U.S. Dept. of Energy Updates on Quantum Research Centers
Energy’s Undersecretary for Science Provides Update on Forthcoming Quantum Research Centers
Excerpts and salient points ~
+ In May 2019, Energy launched a request for information to gauge stakeholder interest and help determine and define what the centers could eventually be. The RFI and subsequent funding announcement deliberately lay out five specific technical areas of interest that the quantum centers could be structured to support: quantum communication, quantum computing and emulation, quantum foundries, quantum devices and sensors, materials and chemistry for quantum information science systems and applications.
[B]ut final, formal applications are due April 10. “So we’re now actually seeing who’s interested in which of those areas, and that will help us define if we do two [centers] or if we do five—or somewhere in between.”
+ Dabbar explained that an early challenge Energy saw from a technology standpoint was the inherent crossover between those streamlined areas.“If you were focused, for example, on quantum computing, some of the exact same technologies could have applications to quantum internet or it could have applications to quantum sensing,” he said. The more recent funding announcement emphasizes in bold that “each center must integrate sub-topics from at least two of the technical areas of interest” listed.

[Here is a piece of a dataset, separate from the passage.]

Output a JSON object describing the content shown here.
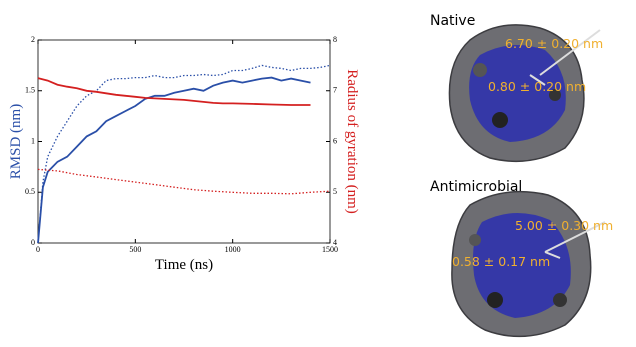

+ The president’s budget request for fiscal 2021 put forth a range of quantum investments (including some specifically for the centers), and Dabbar added that Energy already has “total funding for the startup year of the centers” in 2020. But while funding’s not an onset issue, certain details around what will follow are still up in the air—and greatly depend on the formal applications the agency receives. For instance, when asked where exactly the centers might be established across the U.S., Dabbar said it could very much depend on what will be formally proposed.

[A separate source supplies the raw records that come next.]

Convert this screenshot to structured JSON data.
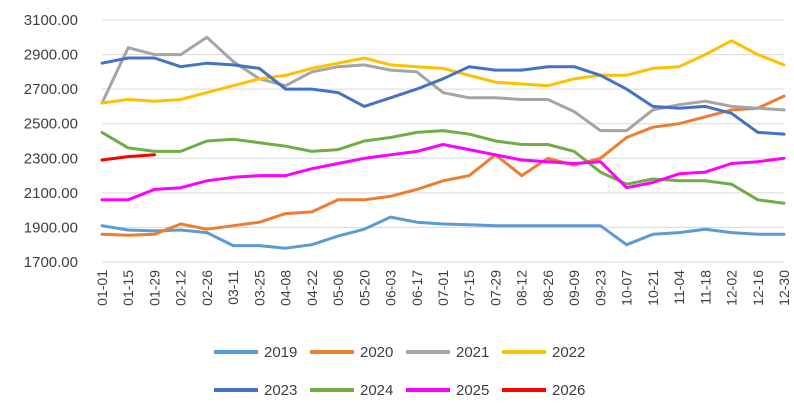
{
  "chart_data": {
    "type": "line",
    "title": "",
    "xlabel": "",
    "ylabel": "",
    "ylim": [
      1700,
      3100
    ],
    "y_ticks": [
      "1700.00",
      "1900.00",
      "2100.00",
      "2300.00",
      "2500.00",
      "2700.00",
      "2900.00",
      "3100.00"
    ],
    "x_ticks": [
      "01-01",
      "01-15",
      "01-29",
      "02-12",
      "02-26",
      "03-11",
      "03-25",
      "04-08",
      "04-22",
      "05-06",
      "05-20",
      "06-03",
      "06-17",
      "07-01",
      "07-15",
      "07-29",
      "08-12",
      "08-26",
      "09-09",
      "09-23",
      "10-07",
      "10-21",
      "11-04",
      "11-18",
      "12-02",
      "12-16",
      "12-30"
    ],
    "grid": "horizontal",
    "legend_position": "bottom",
    "series": [
      {
        "name": "2019",
        "color": "#5B9BD5",
        "values": [
          1910,
          1885,
          1880,
          1885,
          1870,
          1795,
          1795,
          1780,
          1800,
          1850,
          1890,
          1960,
          1930,
          1920,
          1915,
          1910,
          1910,
          1910,
          1910,
          1910,
          1800,
          1860,
          1870,
          1890,
          1870,
          1860,
          1860
        ]
      },
      {
        "name": "2020",
        "color": "#ED7D31",
        "values": [
          1860,
          1855,
          1860,
          1920,
          1890,
          1910,
          1930,
          1980,
          1990,
          2060,
          2060,
          2080,
          2120,
          2170,
          2200,
          2320,
          2200,
          2300,
          2260,
          2300,
          2420,
          2480,
          2500,
          2540,
          2580,
          2590,
          2660
        ]
      },
      {
        "name": "2021",
        "color": "#A5A5A5",
        "values": [
          2620,
          2940,
          2900,
          2900,
          3000,
          2860,
          2760,
          2720,
          2800,
          2830,
          2840,
          2810,
          2800,
          2680,
          2650,
          2650,
          2640,
          2640,
          2570,
          2460,
          2460,
          2580,
          2610,
          2630,
          2600,
          2590,
          2580
        ]
      },
      {
        "name": "2022",
        "color": "#FFC000",
        "values": [
          2620,
          2640,
          2630,
          2640,
          2680,
          2720,
          2760,
          2780,
          2820,
          2850,
          2880,
          2840,
          2830,
          2820,
          2780,
          2740,
          2730,
          2720,
          2760,
          2780,
          2780,
          2820,
          2830,
          2900,
          2980,
          2900,
          2840
        ]
      },
      {
        "name": "2023",
        "color": "#4472C4",
        "values": [
          2850,
          2880,
          2880,
          2830,
          2850,
          2840,
          2820,
          2700,
          2700,
          2680,
          2600,
          2650,
          2700,
          2760,
          2830,
          2810,
          2810,
          2830,
          2830,
          2780,
          2700,
          2600,
          2590,
          2600,
          2560,
          2450,
          2440
        ]
      },
      {
        "name": "2024",
        "color": "#70AD47",
        "values": [
          2450,
          2360,
          2340,
          2340,
          2400,
          2410,
          2390,
          2370,
          2340,
          2350,
          2400,
          2420,
          2450,
          2460,
          2440,
          2400,
          2380,
          2380,
          2340,
          2220,
          2150,
          2180,
          2170,
          2170,
          2150,
          2060,
          2040
        ]
      },
      {
        "name": "2025",
        "color": "#FF00FF",
        "values": [
          2060,
          2060,
          2120,
          2130,
          2170,
          2190,
          2200,
          2200,
          2240,
          2270,
          2300,
          2320,
          2340,
          2380,
          2350,
          2320,
          2290,
          2280,
          2270,
          2280,
          2130,
          2160,
          2210,
          2220,
          2270,
          2280,
          2300
        ]
      },
      {
        "name": "2026",
        "color": "#FF0000",
        "values": [
          2290,
          2310,
          2320,
          null,
          null,
          null,
          null,
          null,
          null,
          null,
          null,
          null,
          null,
          null,
          null,
          null,
          null,
          null,
          null,
          null,
          null,
          null,
          null,
          null,
          null,
          null,
          null
        ]
      }
    ]
  }
}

+ “If people are bringing things to the table, such as fabrication facilities and other facilities that would be testbeds for computers, testbeds for quantum communication, like repeater systems—if they have that already, that’s an advantage,” the undersecretary said. “We would certainly encourage people who bring facilities to the table as part of their bid, but that doesn’t preclude us from dollars going to help build up additional facilities.”